Something is very wrong. Medicine has, for the best part of a century, defined menopause as an oestrogen deficiency state — and almost every account, from clinical guidelines to wellness influencers, is still built around that single definition. What mattered most about you — and defined your whole life — has now gone. This is the Deficiency Model, born in the laboratories of the twentieth century. It treats post-fertile life as a chronic disease in need of lifelong management. But what about a post-menopausal woman without a single symptom? Does she have an oestrogen deficiency if she has no symptoms? The question messes with the definition. I know, because I am her: eight years post-menopause, and I have never had any symptoms. Women struggle to believe me, because the cultural script has made a menopause-without-suffering – menopause without HRT – almost unthinkable. That is the depth of the story we are inside. Even a woman embodying the alternative is read as an impossibility.

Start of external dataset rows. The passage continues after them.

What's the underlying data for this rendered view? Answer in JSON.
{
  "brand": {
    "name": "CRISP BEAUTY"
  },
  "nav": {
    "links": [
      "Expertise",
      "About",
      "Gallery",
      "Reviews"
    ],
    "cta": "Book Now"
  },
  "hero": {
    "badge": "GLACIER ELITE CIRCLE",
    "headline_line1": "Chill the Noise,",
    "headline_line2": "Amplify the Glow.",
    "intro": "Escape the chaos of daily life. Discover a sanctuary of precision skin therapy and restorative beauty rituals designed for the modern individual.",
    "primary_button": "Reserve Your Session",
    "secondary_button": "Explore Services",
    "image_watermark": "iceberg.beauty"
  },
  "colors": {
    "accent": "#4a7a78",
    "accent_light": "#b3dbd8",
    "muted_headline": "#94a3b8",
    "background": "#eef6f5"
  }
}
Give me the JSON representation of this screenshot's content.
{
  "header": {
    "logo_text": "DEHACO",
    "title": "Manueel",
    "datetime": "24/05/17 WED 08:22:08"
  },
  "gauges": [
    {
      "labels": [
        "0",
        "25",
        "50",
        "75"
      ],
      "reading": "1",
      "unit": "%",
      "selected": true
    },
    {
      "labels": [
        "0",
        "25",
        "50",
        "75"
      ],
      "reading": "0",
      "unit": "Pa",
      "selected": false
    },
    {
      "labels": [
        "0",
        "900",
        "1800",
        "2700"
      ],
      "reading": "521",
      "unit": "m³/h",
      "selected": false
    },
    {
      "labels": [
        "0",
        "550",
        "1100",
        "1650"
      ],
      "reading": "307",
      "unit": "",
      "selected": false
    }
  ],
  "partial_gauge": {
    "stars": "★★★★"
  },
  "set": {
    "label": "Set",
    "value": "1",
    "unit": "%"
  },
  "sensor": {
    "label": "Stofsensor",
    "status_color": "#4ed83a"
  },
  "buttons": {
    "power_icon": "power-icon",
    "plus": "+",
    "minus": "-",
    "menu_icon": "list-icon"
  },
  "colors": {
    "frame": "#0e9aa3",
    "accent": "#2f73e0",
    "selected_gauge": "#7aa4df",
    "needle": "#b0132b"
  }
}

I offer the alternative as a direct contrast — the Adaptation Model, grounded in evolutionary biology, anthropology, and decades of clinical observation, which says menopause is not a mistake but a designed transition into a different biological configuration. The high-oestrogen state of fertile years was designed for fertile years — not for life. After that, the body moves into a different configuration, by design. A post-menopausal woman is not a faulty younger woman. She is a different biological design, doing what she was always coded to do.

Evolution does not preserve biology that leads to half the population being too sick to function. The long post-reproductive years exist because women living well past menopause are part of the reason humans are still here — feeding grandchildren, shaping communities, holding knowledge, preserving and shaping culture, freeing daughters to raise more children at shorter intervals. We are not a glitch in the system. We are part of the system’s success.

So what about the symptoms? They are an ancient hard-wired code trying to run in a modern environment that does not fit it — relentless stress, broken sleep, ultra-processed food, chronic sugar and starch overload, chemical loads, invisible caregiving, social isolation. Menopause is not the problem, but the context is. Which means that the misery is optional, because when you change the conditions, the symptoms resolve. Menopause without HRT should be our default position, not a suspicious alternative.

And so we arrive at the question the dominant narrative avoids.

Whose menopause is it anyway?

Does your menopause belong to doctors and pharmaceutical corporations? To the supplement and beauty companies who have turned a life stage into billion-dollar industries? To the influencers and media celebrities who have made themselves the face and voice of all of menopause?

Or can we take it back? Can we dismantle the “broken woman” myth — the century-old story that says a woman past fertility is, by definition, a diminished woman? Can we stop deferring to people who do not live inside our bodies, telling us what our bodies are – or should – be doing?

Who gets to tell the story of your menopause? The answer you choose is not abstract. It will shape how you understand your symptoms. It will shape the decisions you make about treatment. It will shape the kind of health you build in the decades ahead.